Figure 4. T cell infiltration into allografts of sensitized recipients treated with CTLA4-Ig.

(A) Histology of allografts from sensitized + CTLA4-Ig (n = 5) and naive + CTLA4-Ig (n = 6) at day 30 after transplantation. Original magnification, ×20. Scale bars: 200 μm. (B) Histological scores and (C) quantification of the total numbers of CD4⁺ and CD8⁺ T cells recovered from heart allografts (n = 3–4/group). Data were pooled from 2 independent experiments and presented as mean ± SEM, and statistical analyses were by (B) unpaired t test or (C) ANOVA and Kruskal-Wallis tests. *P < 0.05; ***P < 0.005. N, nonsensitized; S, sensitized; HTx, heart transplant.

Figure 5. CTLA4-Ig plus FTY720 combination therapy prevents rejection in sensitized recipients.

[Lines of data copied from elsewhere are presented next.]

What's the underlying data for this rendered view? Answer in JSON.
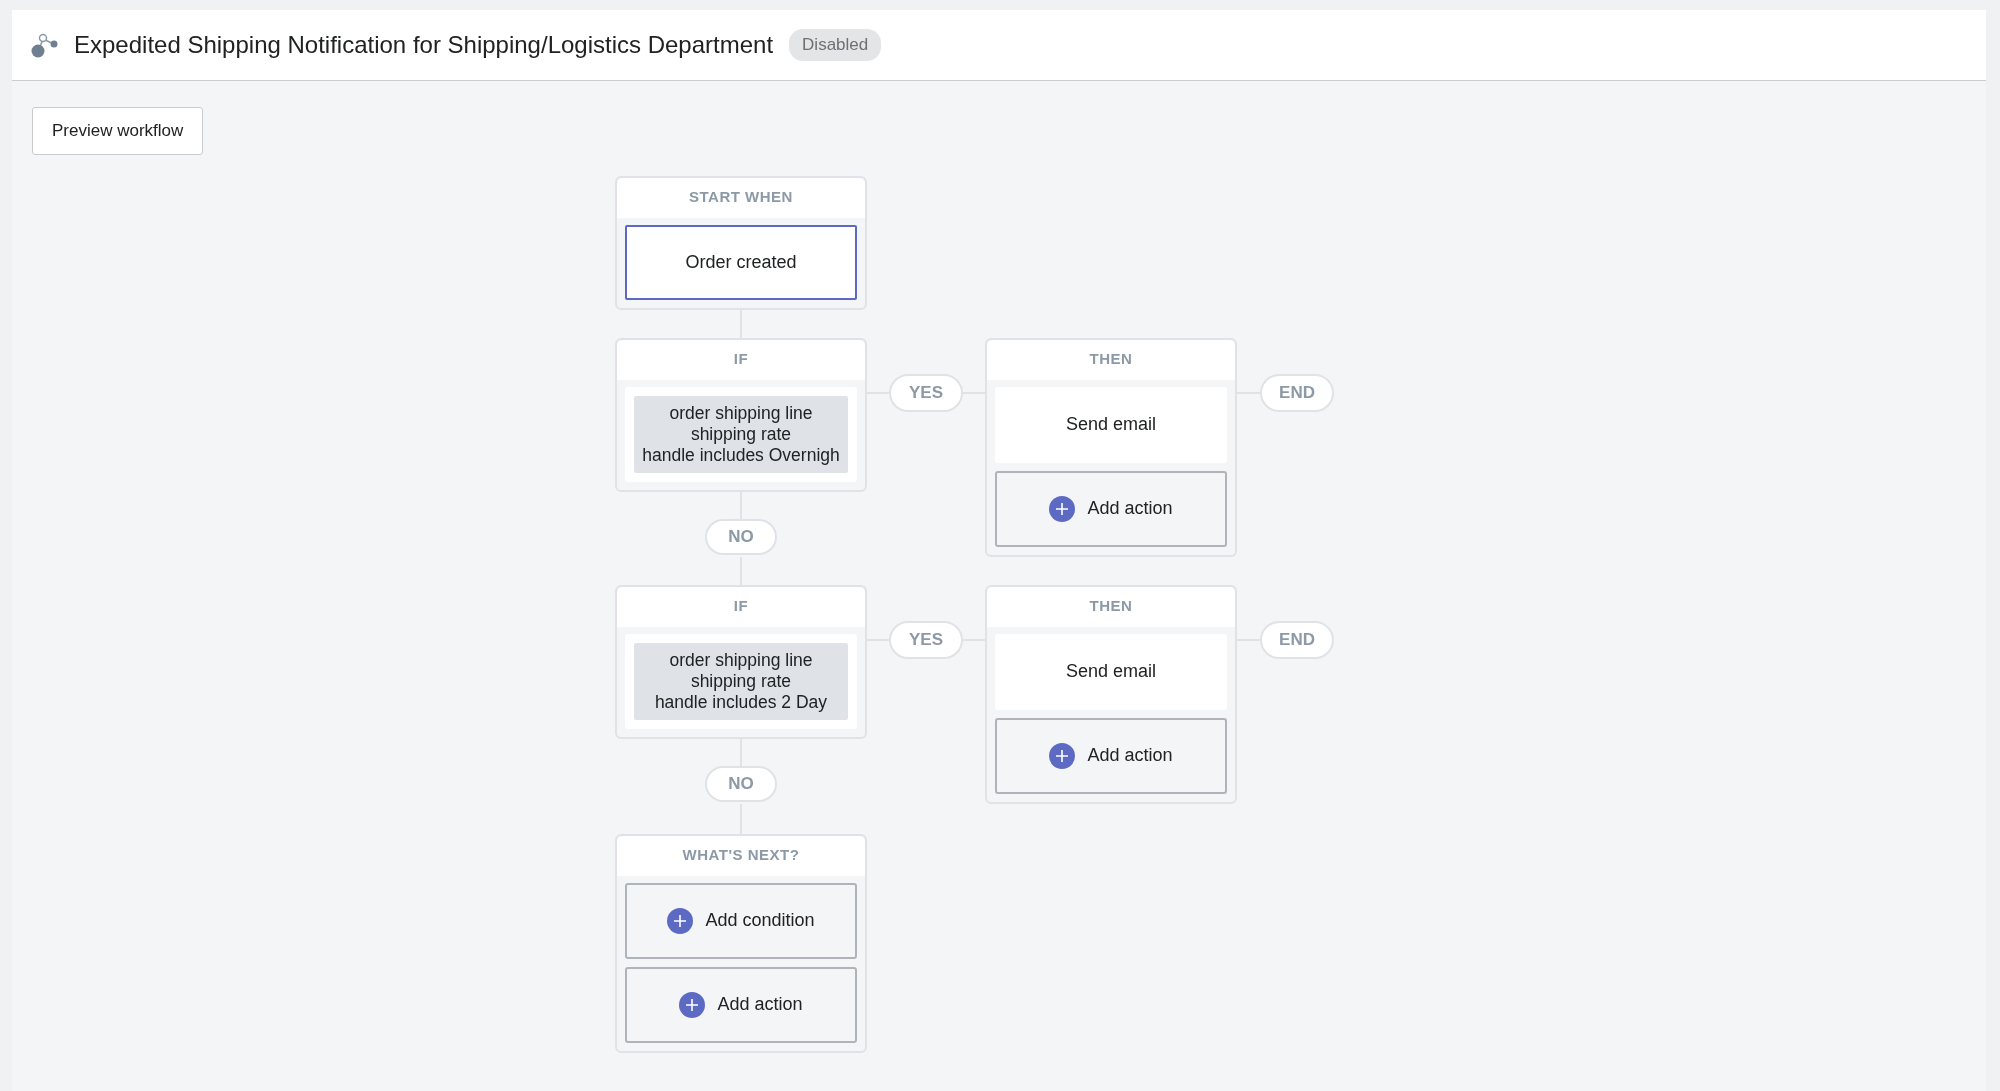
{
  "header": {
    "title": "Expedited Shipping Notification for Shipping/Logistics Department",
    "status": "Disabled"
  },
  "preview_button": "Preview workflow",
  "trigger": {
    "heading": "START WHEN",
    "label": "Order created",
    "selected": true
  },
  "branches": [
    {
      "heading": "IF",
      "condition_lines": [
        "order shipping line",
        "shipping rate",
        "handle includes Overnigh"
      ],
      "yes_label": "YES",
      "then": {
        "heading": "THEN",
        "actions": [
          "Send email"
        ],
        "add_action": "Add action"
      },
      "end_label": "END",
      "no_label": "NO"
    },
    {
      "heading": "IF",
      "condition_lines": [
        "order shipping line",
        "shipping rate",
        "handle includes 2 Day"
      ],
      "yes_label": "YES",
      "then": {
        "heading": "THEN",
        "actions": [
          "Send email"
        ],
        "add_action": "Add action"
      },
      "end_label": "END",
      "no_label": "NO"
    }
  ],
  "next": {
    "heading": "WHAT'S NEXT?",
    "buttons": [
      "Add condition",
      "Add action"
    ]
  }
}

(A) Donor-specific antibody (DSA)-IgG and (B) IFN-γ T cell responses were assessed in ~4-month post-sensitization recipients (S) prior to transplantation, or on day 30 after transplantation (HTx) and treatment with CTLA4-Ig and/or FTY720. Nonsensitized tolerant recipients (N-Tol) received anti-CD154 (day 0, 7, and 14) plus B/c spleen cells (day 0) to induce tolerance to B/c heart grafts, and were analyzed on day 60 after transplantation. Data were pooled from 2 to 3 independent experiments (n = 6–8/group), with the minimum number of IFN-γ⁺ T cells set at 100. Data are presented as mean ± SEM, and statistical analyses were by ANOVA and Kruskal-Wallis tests. *P < 0.05; **P < 0.01, ***P < 0.005.

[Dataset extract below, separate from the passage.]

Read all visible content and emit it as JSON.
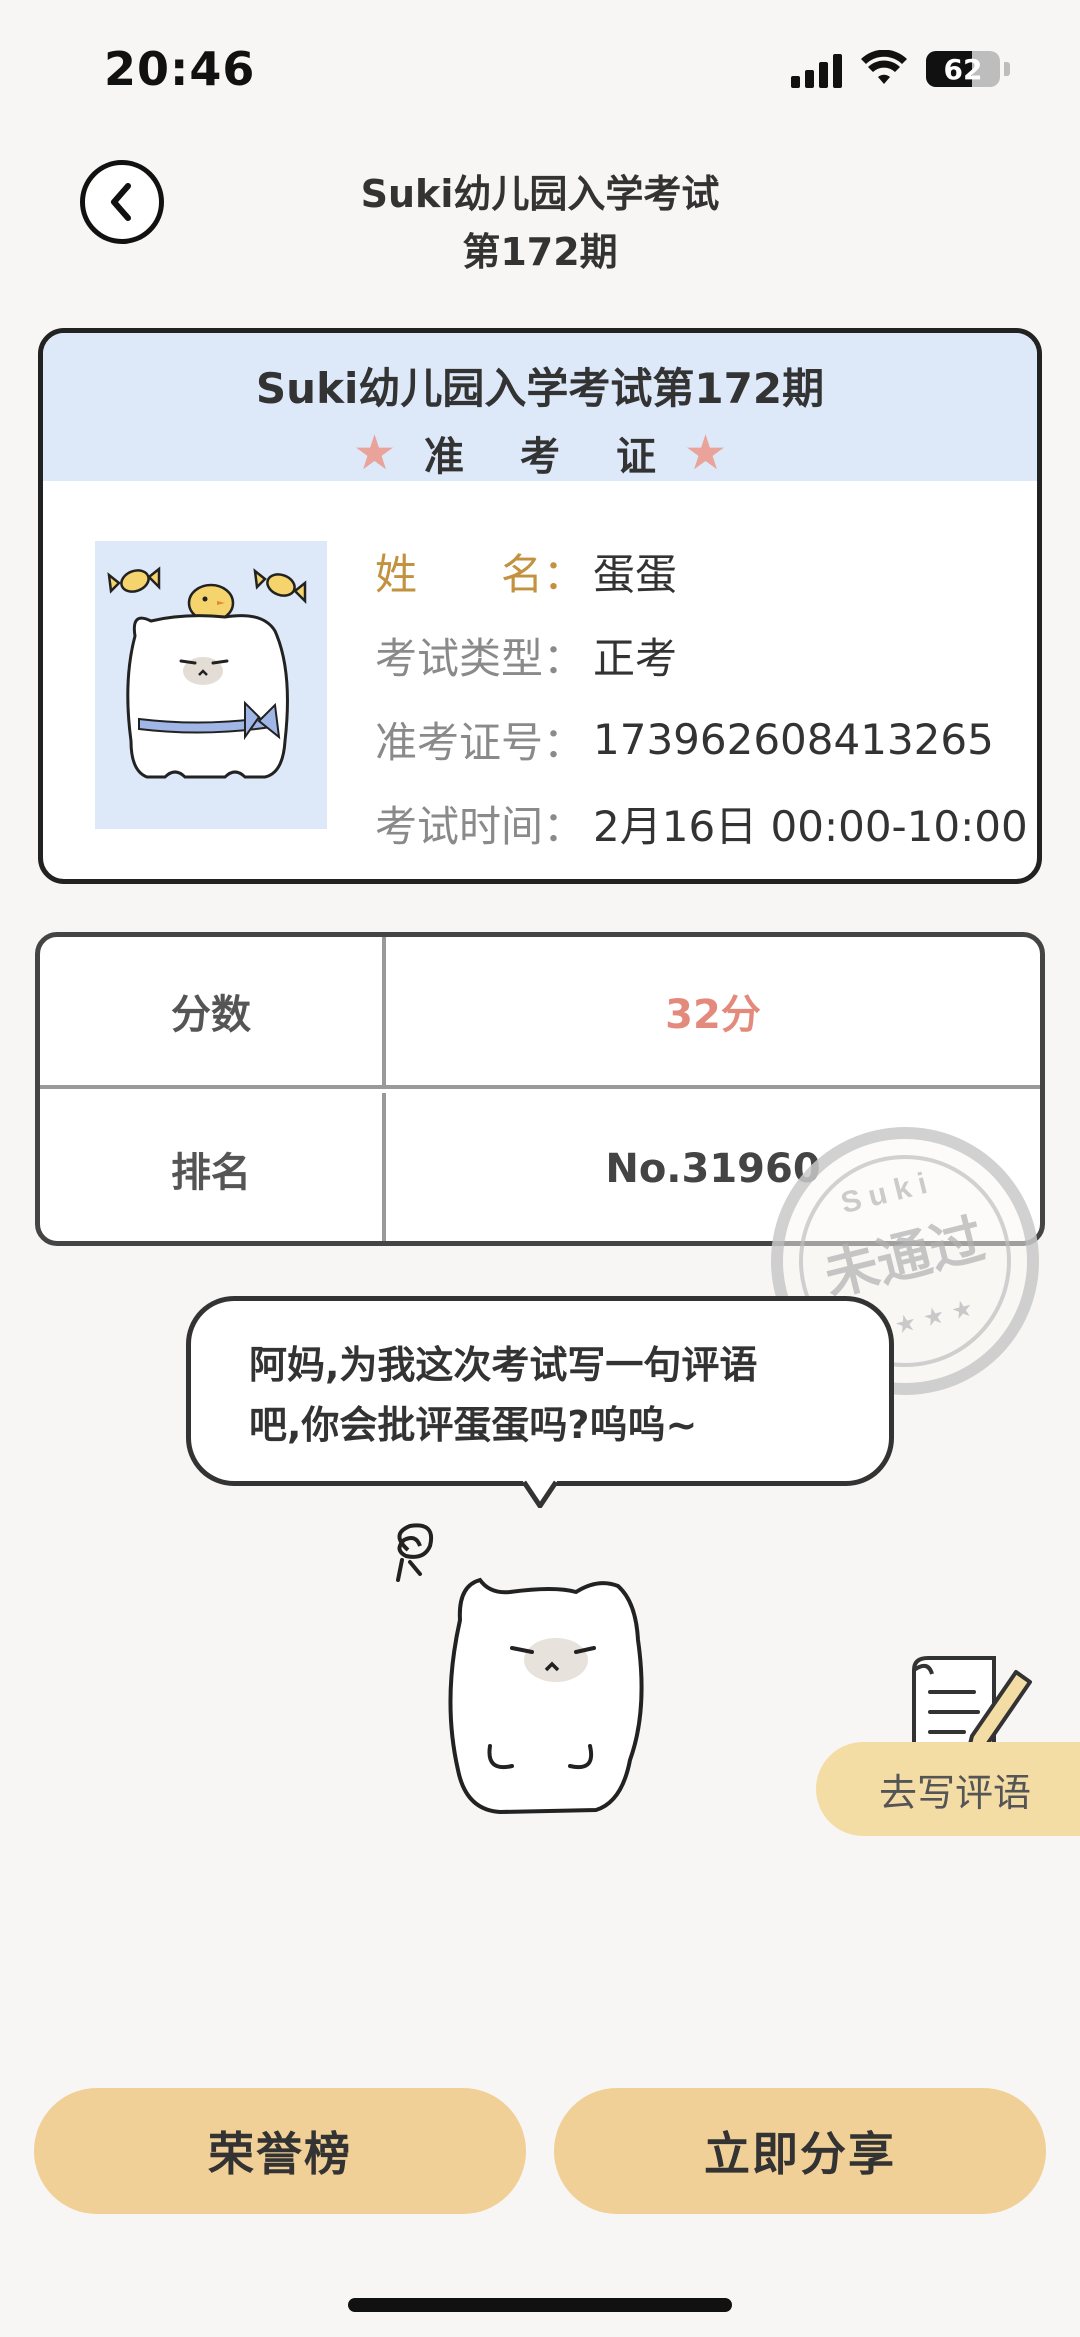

Figure 6. Efficacy of CTLA4-Ig plus FTY720 combination therapy in preventing T cell infiltration and rejection in sensitized mice.

(A) FTY720 in combination with CTLA4-Ig reduced the total number of CD4⁺ and CD8⁺ T cells and (B) TCR75 T cells infiltrating the B/c heart grafts transplanted into ~4-month-sensitized recipients on day 30 after transplantation. (C) Histology of the heart grafts on day 30 after transplant. Original magnification, ×20. Scale bars: 200 μm. (D) Histological scores are presented as mean ± SEM (n = 5/group). (E) Cumulative allograft survival of recipients sensitized for 4 or more months ± TCR75. Data are pooled from 2 to 4 independent experiments, and statistical analyses were by (A) ANOVA and Kruskal-Wallis tests, (B and D) unpaired t test, or (E) log-rank test. *P < 0.05; **P < 0.01; ***P < 0.005. HTx, heart transplant; S, sensitized; N-Tol, nonsensitized tolerant mice as described in Figure 5.